The 2023 G4D Tour season gets under way this week with a 12-player field competing at the Australian All Abilities Championship @ the ISPS HANDA Australian Open.

Winners from 2022 Kipp Popert, Mike Browne and Tommaso Perrino are all in action this week along with two-time winner of this event Johan Kammerstad and fellow G4D Tour regulars Kurtis Barkley, Brendan Lawlor and Juan Postigo Arce.

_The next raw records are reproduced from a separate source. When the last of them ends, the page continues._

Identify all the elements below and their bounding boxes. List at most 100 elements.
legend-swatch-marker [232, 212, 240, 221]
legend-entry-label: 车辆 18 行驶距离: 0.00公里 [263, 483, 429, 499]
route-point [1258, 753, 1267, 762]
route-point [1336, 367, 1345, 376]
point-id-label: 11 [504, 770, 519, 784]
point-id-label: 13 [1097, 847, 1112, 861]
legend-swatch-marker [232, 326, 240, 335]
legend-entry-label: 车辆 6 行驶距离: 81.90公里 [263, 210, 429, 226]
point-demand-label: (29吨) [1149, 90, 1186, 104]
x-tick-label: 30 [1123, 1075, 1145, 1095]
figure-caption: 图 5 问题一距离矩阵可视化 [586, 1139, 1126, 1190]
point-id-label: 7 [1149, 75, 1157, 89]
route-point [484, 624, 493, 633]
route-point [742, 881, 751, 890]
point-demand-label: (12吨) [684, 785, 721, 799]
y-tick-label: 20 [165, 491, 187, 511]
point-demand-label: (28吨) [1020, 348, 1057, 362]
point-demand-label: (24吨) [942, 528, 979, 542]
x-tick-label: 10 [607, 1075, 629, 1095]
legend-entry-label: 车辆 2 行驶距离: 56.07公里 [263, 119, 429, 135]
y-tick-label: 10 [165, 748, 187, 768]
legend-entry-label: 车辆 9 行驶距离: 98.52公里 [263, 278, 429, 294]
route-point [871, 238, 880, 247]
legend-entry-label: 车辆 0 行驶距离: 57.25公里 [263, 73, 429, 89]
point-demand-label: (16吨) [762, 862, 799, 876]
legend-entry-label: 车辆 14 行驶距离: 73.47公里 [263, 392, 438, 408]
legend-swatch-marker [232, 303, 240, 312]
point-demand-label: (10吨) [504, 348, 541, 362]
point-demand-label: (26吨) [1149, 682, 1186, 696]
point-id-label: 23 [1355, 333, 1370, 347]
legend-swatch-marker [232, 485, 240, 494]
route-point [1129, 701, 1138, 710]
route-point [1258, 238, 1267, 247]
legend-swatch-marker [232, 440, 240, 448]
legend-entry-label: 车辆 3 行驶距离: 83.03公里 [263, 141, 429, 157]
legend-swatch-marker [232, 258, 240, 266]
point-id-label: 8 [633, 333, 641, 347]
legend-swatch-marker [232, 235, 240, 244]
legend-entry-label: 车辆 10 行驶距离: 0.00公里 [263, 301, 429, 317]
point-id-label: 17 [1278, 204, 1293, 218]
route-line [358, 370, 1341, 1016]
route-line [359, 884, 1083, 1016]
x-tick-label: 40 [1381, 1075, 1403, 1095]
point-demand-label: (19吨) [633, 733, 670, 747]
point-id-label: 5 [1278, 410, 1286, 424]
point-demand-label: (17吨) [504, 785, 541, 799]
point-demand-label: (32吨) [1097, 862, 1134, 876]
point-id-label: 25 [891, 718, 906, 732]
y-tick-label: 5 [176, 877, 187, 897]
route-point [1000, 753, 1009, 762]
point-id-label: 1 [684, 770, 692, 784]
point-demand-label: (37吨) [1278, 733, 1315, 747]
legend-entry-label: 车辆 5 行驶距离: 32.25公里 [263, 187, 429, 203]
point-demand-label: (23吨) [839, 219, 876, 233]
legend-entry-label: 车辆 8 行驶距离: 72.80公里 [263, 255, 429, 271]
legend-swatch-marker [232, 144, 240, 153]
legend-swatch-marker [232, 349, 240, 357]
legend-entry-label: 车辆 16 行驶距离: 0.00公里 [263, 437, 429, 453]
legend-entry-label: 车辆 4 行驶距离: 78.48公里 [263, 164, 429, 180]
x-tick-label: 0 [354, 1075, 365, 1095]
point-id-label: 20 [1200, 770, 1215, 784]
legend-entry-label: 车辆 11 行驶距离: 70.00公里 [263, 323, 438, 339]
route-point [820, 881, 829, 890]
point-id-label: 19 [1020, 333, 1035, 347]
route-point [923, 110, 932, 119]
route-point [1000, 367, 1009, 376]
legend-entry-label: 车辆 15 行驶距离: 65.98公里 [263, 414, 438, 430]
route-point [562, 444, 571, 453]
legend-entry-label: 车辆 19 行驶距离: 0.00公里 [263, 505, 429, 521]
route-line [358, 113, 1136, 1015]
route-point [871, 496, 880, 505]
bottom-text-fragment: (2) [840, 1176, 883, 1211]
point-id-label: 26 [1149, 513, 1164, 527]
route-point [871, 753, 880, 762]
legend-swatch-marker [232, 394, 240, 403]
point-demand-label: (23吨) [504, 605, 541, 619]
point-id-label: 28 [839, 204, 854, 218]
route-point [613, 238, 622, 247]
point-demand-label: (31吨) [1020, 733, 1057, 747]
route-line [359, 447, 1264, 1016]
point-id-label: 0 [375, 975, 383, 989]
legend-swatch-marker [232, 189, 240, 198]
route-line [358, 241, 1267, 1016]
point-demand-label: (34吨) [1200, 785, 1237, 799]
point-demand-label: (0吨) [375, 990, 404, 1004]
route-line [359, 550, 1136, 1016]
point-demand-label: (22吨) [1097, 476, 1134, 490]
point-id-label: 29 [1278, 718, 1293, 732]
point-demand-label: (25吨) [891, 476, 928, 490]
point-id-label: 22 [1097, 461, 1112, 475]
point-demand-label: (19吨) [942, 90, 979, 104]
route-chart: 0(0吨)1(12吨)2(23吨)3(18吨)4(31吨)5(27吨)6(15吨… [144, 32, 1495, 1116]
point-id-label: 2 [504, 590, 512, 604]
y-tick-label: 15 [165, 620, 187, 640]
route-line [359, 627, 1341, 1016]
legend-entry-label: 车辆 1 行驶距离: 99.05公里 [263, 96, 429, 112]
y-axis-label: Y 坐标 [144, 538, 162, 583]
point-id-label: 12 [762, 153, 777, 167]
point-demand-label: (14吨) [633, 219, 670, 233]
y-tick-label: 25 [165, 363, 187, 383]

Joining those seven are five players making their G4D Tour debuts and here, we get to know them a little better.

Geoff Nicholas

Australia

World Ranking for Golfers with Disability (WR4GD) - 15

Geoff Nicholas

The 61-year-old is a right-leg amputee who was born with deformity due to Thalidomide - a drug used to combat morning sickness in expectant mothers. A keen sports fan in a youth that saw him bullied in the early years of his education, he started playing golf with his brother and a friend, joining The Lakes Golf Course in Sydney and dropping his handicap from nine to scratch in five years. He earned his Australian Tour card in 1992 and in 1996 shot lower than Tiger Woods in the first round of the Australian Open. He did all this while dominating the amputee game, winning both the British and US Open every year from 1990 to 2002. Nicholas played in the 2019 Senior Open Championship Presented by Rolex at Royal Lytham & St Annes after earning his place in Monday Qualifying.

Cameron Pollard

Australia

WR4GD - 20

Cameron Pollard

Pollard is on the Autistic Spectrum, has Ehlers Danlos Syndrome - a condition that causes his joints to dislocate - a rare genetic bowel condition called Hirschsprung’s Disease which has resulted in him having his bowel removed and has been diagnosed with Panic Disorder. He was first given a plastic golf club by his grandmother but soon took the opportunity to play with a real set of clubs at Sawtell Golf Club in New South Wales with his dad Scott. He has competed at the Special Olympics Macau Golf Masters and in 2018 was the Special Olympics National Games Champion. He played at this event in 2018 and 2019 and is a prolific competitor, with this his tenth Ranking event of 2022. Pollard is also a trained community instructor.

Stephen Prior

Australia

WR4GD - 29

Stephen Prior

Prior lost his right hand in a water skiing incident at the age of 17, ending his days of playing tennis and Australian Rules Football. He discharged himself from hospital following his amputation and within four days was swinging a golf club, beginning a process that would change a hobby into a passion. After playing largely against able-bodied golfers, he helped form Amputee Golf Australia and later became its president, while playing in the first two editions of this event, and this will be his fifth Ranking event of the year.

Mette Wegge Lynggaard

Denmark

WR4GD - 49

Mette Wegge Lynggaard

Wegge Lynggaard has cerebral palsy which affects the left side of her body but that has not stopped her becoming an elite athlete in two sports. The 38-year-old has represented Denmark at both swimming and golf, wearing her nation’s colours on several occasions in both the team and individual events at the European Championship For Golfers With Disability. She began playing golf at 13 but stopped playing for 12 years before rediscovering her passion and this year she helped her country finish seventh in the European Team Championship For Golfers With Disability.

Mike Rolls

Australia

WR4GD - 61

Mike Rolls

Rolls was in Tasmania with his Australian Rules Football team-mates when he was struck down with meningococcal septicaemia at the age of 18. He was given just a five per cent chance of survival at one point and his parents rushed from Melbourne to the hospital, where Rolls had three bleeds to the brain which left him in a coma for five and a half weeks. When he awoke, his right leg was amputated at the knee, half his left foot had to be guillotined, two fingers were lost, and his nose was damaged. Nine years later, he took the choice to also have his troubling left leg amputated. Rolls, now a motivational speaker and published author, credits golf - which he first played as a boy and then had to learn to play again twice after the loss of each leg - with playing a huge part in his recovery and has played in four Ranking events so far this season.